/bandcamp-scraper

Will scrape bandcamp for Creative Commons music

Primary LanguagePython

Bandcamp-Scraper

This Scrapy project should help to find albums with creative-commons license.

Features (implemented)

  • spiders through a music tag until a given number of new CC albums are found
  • stores all crawled albums in a couchdb database
  • includes all track information (length, mp3-url, license per track)

Setup

  1. Install scrapy ( https://docs.scrapy.org/en/latest/intro/install.html )
  2. Install couchdb ( https://docs.couchdb.org/en/stable/install/index.html ) (Currently a local database on default port is assumed)
  3. Adjust tag to crawl (currently: Edit bandcamp/spiders/tags.py and change variable "tag", will be moved to command line argument)
  4. Start crawler in base directory: scrapy crawl tags

Setup Frontend

  1. Enable CORS in couchdb
  2. Start frontend with ng serve

Wishlist

I will implement this...

Web-Interface for viewing results

Shows all new results in a list view. Maybe include the "featured track" to quickly listen into the album without opening the album page.

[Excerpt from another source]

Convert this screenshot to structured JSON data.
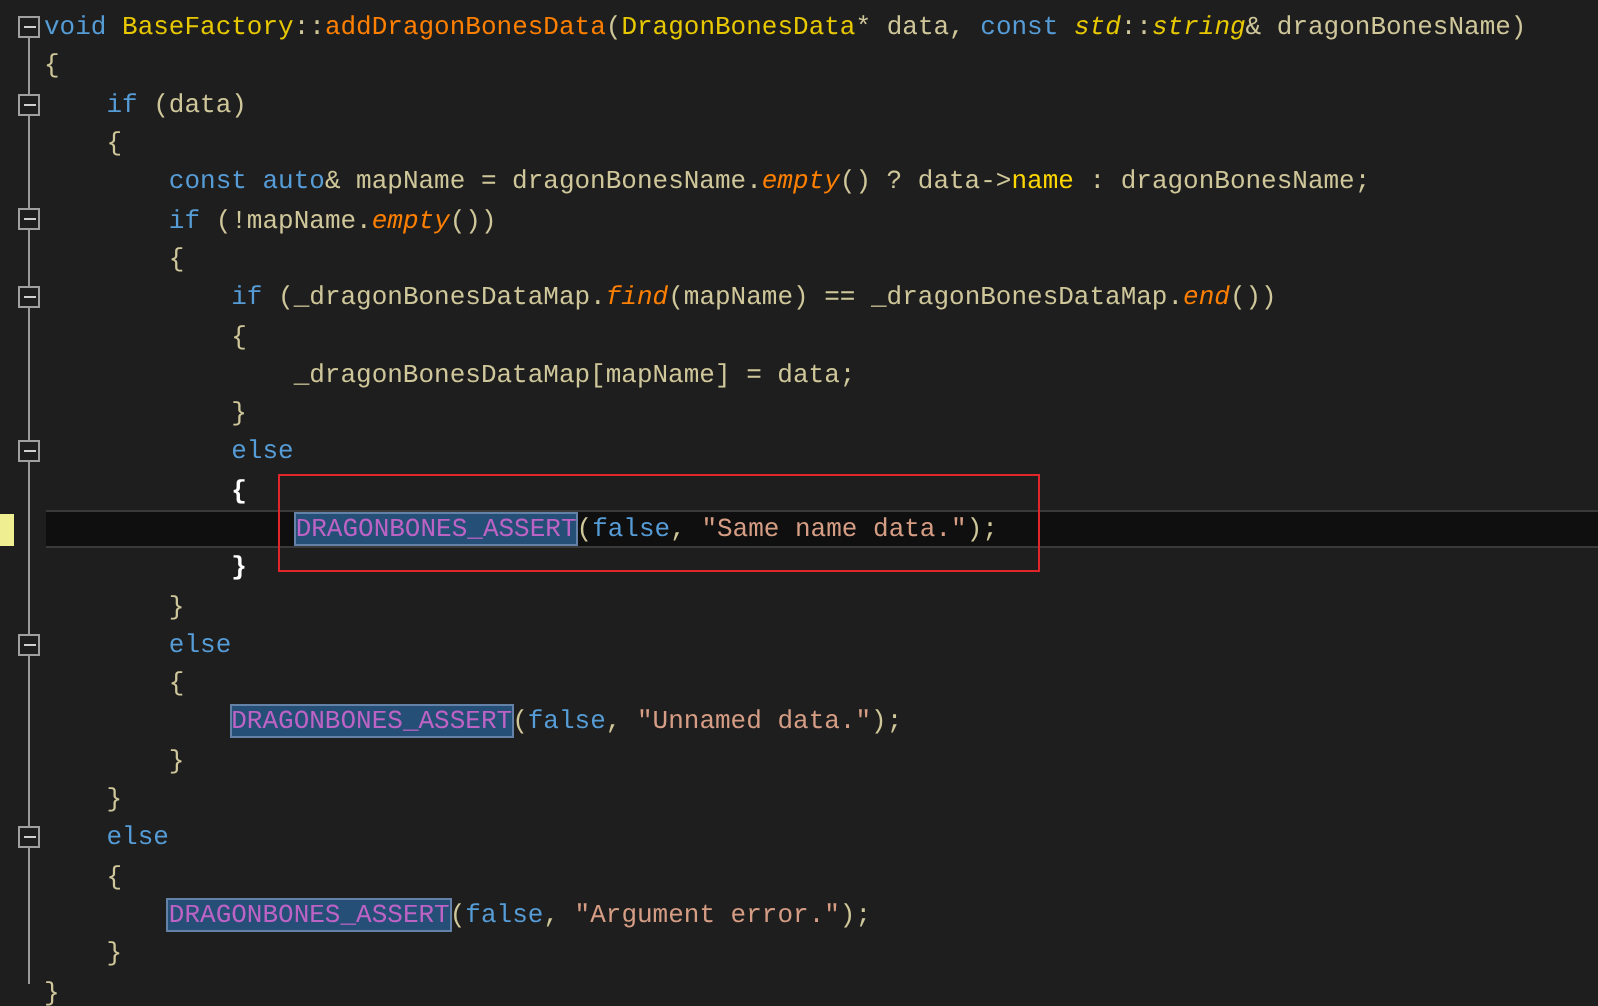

You can mark an album as "Done"

You can export a formattet metadata-string for the album, including title, artist and license (so I can use it for shownotes or as reference when giving CC-credits).

Maybe build something quick using angular ... or even a more specialized toolbox which has some more data-view related features.

Better Configuration

Adjustable:

  • which tag to crawl?
  • how many new CC-Albums should be found until terminating?